In case you missed it: 19-year-old Biles — who won four gold medals (and the hearts of millions) at Rio 2016 — has often expressed her affinity for a good slice, even saying she eats it after every gymnastics meet.
“It doesn’t even matter if I don’t win a self-gold, after every meet I have pizza. Pepperoni pizza,” she told ABC News. It's a fixture on her social media feeds, the gymnast once tweeting, "there's no 'we' in pizza."
A pizza partnership, then, seems like an exceedingly obvious fit. Slate even put out hypothetical odds for which chain would win the Biles sweepstakes of sorts (Sbarro was last at 500/1, Papa John's first at even money). Digiorno, the make-it-at-home pizza brand, perhaps betraying a bit of thirst, even tweeted at Biles.

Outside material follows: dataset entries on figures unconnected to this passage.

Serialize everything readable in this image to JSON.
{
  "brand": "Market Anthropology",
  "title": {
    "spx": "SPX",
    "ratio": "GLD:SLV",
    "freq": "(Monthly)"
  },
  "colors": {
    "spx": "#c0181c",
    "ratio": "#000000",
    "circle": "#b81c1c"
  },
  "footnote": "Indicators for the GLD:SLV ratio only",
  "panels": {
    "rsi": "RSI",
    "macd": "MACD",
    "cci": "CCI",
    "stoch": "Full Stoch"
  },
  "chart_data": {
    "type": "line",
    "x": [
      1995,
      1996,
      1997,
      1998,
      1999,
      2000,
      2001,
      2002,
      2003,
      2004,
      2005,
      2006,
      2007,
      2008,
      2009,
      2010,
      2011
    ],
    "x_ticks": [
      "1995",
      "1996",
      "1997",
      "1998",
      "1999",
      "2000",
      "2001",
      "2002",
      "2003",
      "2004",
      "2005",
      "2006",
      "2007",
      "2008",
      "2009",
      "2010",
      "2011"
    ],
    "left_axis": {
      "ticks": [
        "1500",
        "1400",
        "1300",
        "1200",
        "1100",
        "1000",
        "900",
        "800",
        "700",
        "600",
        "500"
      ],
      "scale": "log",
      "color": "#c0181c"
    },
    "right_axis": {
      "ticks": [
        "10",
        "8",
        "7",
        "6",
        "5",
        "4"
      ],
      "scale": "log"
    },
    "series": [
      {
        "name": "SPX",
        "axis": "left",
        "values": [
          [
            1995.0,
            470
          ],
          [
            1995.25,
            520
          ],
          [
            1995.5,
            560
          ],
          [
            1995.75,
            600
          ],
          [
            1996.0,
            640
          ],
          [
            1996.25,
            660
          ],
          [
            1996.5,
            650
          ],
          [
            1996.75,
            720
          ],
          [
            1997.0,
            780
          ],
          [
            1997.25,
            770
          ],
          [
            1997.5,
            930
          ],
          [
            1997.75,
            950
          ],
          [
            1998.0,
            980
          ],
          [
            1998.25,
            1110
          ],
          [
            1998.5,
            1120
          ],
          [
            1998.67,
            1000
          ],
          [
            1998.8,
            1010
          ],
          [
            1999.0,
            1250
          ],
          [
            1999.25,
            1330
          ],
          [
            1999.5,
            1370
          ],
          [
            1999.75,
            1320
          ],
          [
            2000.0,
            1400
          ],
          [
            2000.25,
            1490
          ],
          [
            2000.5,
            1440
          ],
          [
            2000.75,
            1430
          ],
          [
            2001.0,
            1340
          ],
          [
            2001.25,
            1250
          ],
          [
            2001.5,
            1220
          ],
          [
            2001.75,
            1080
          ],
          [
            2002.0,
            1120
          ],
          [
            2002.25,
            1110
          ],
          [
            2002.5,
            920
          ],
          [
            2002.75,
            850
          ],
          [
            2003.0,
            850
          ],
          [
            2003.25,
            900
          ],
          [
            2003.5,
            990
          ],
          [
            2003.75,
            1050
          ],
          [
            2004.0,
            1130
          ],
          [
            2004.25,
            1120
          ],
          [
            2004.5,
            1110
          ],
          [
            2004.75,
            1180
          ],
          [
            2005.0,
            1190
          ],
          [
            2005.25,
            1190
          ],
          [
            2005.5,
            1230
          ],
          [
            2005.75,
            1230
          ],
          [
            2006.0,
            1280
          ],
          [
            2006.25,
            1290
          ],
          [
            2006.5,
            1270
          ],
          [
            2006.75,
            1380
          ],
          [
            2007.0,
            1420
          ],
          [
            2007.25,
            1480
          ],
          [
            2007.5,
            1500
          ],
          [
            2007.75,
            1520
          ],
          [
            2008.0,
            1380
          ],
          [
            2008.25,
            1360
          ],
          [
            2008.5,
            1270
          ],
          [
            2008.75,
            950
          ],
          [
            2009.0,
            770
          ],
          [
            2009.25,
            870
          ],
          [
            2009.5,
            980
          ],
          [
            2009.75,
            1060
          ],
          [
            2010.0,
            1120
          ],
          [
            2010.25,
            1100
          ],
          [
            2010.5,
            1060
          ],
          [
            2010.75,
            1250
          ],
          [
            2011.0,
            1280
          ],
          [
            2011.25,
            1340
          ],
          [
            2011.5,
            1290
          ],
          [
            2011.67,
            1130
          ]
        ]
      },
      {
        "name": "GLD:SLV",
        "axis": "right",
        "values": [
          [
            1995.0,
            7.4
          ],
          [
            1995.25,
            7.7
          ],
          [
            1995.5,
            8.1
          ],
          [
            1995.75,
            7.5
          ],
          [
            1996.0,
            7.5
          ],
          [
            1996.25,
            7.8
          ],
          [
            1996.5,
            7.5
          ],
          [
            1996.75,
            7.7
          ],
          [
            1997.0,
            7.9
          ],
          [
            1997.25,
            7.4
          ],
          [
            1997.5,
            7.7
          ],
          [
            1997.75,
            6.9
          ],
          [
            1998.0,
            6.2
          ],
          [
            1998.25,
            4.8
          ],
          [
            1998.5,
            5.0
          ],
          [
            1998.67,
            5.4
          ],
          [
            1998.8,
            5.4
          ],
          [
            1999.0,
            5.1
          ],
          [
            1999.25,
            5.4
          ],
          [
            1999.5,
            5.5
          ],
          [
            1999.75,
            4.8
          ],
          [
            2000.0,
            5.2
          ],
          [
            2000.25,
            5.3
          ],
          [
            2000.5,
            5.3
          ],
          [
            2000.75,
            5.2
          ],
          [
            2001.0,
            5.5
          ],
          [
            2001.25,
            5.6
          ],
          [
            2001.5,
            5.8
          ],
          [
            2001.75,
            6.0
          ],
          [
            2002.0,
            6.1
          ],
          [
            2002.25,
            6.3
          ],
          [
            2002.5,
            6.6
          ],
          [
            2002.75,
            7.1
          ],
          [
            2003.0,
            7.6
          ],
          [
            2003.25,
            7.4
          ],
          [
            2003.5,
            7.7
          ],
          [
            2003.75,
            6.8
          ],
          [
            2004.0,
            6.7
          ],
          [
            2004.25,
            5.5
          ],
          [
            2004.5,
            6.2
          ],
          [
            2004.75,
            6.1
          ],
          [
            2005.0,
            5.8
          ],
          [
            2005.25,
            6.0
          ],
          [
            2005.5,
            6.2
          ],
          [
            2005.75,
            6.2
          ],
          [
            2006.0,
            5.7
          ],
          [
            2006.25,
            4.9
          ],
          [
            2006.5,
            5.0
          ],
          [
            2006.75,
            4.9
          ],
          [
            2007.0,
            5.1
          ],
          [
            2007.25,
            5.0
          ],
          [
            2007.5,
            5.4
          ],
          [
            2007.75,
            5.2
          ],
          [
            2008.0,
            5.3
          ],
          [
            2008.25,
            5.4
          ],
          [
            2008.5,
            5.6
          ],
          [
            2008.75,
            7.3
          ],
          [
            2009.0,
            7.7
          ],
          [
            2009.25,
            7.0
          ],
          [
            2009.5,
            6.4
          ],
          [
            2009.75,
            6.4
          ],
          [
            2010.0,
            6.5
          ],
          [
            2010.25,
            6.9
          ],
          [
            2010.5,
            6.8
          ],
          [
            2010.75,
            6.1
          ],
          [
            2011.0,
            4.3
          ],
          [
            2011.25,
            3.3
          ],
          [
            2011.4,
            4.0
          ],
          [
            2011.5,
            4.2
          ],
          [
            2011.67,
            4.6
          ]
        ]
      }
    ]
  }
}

But brands love working with athletes who already love their product. For one: there's a built-in story to sell. It's a great selling point and in the marketing parlance it's easier to "activate" the deal.
"Clients are very, very attracted to the idea that athletes use the product without being paid for it," Jonathan Jensen, a consultant and sports marketing professor at University of North Carolina, Chapel Hill, told IBT. Jensen spent a decade brokering athlete endorsement deals for brands and said "there's no more tried and true strategy for agents" than to pitch brands on the idea that the athlete already uses the product. It's often a closer of sorts, but can also provide the initial spark for deals.
Think the NFL's Marshawn Lynch's long-held affection for Skittles turning into the now-retired running back peddling candy. The Los Angeles Dodgers' Clayton Kershaw apparently ate Subway sandwiches before games for years before the company brought him on.
There are some challenges for Biles joining up with a pizza brand. As an elite gymnast, she's perhaps one of the most fit people on the planet, and pizza isn't exactly for calorie-counters. The most famous athlete to pitch pizzas, now-retired NFL Peyton Manning, was a great quarterback, but doesn't exactly have an Adonis-esque build.
"The question is when you have an incongruent pairing like Marshawn Lynch with skittles or an elite gymnast with pizza, how do you make that work?" Jensen said. The answer often lies in a bit of creativity. Manning's pizza chain of choice, Papa John's, has brought on Houston Texan J.J. Watt — who's built like an F-350 — and they've used him differently. And Elite athletes have long endorsed fatty foods they probably eat once a year. Challenges can be overcome: New Orleans Saints quarterback Drew Brees shilled for a motorcycle he was contractually forbidden to ride.
Due to the infamously restrictive Olympic advertising rules, there's a blackout on non-official Olympic sponsors using the games for promotional material until Aug. 24. Biles might be ready to lock-up brands as soon as possible, since the Olympic glow can often be short-lived. She's already appeared in commercials for major products like Hershey's chocolate and Tide detergent.
Biles' Rio performance, which largely lived up to outsized expectations for the multi-time world champion, only adds to her value as an endorser.
"She's only 19 years old," Jensen said. "There are a lot of possibilities in the future for her."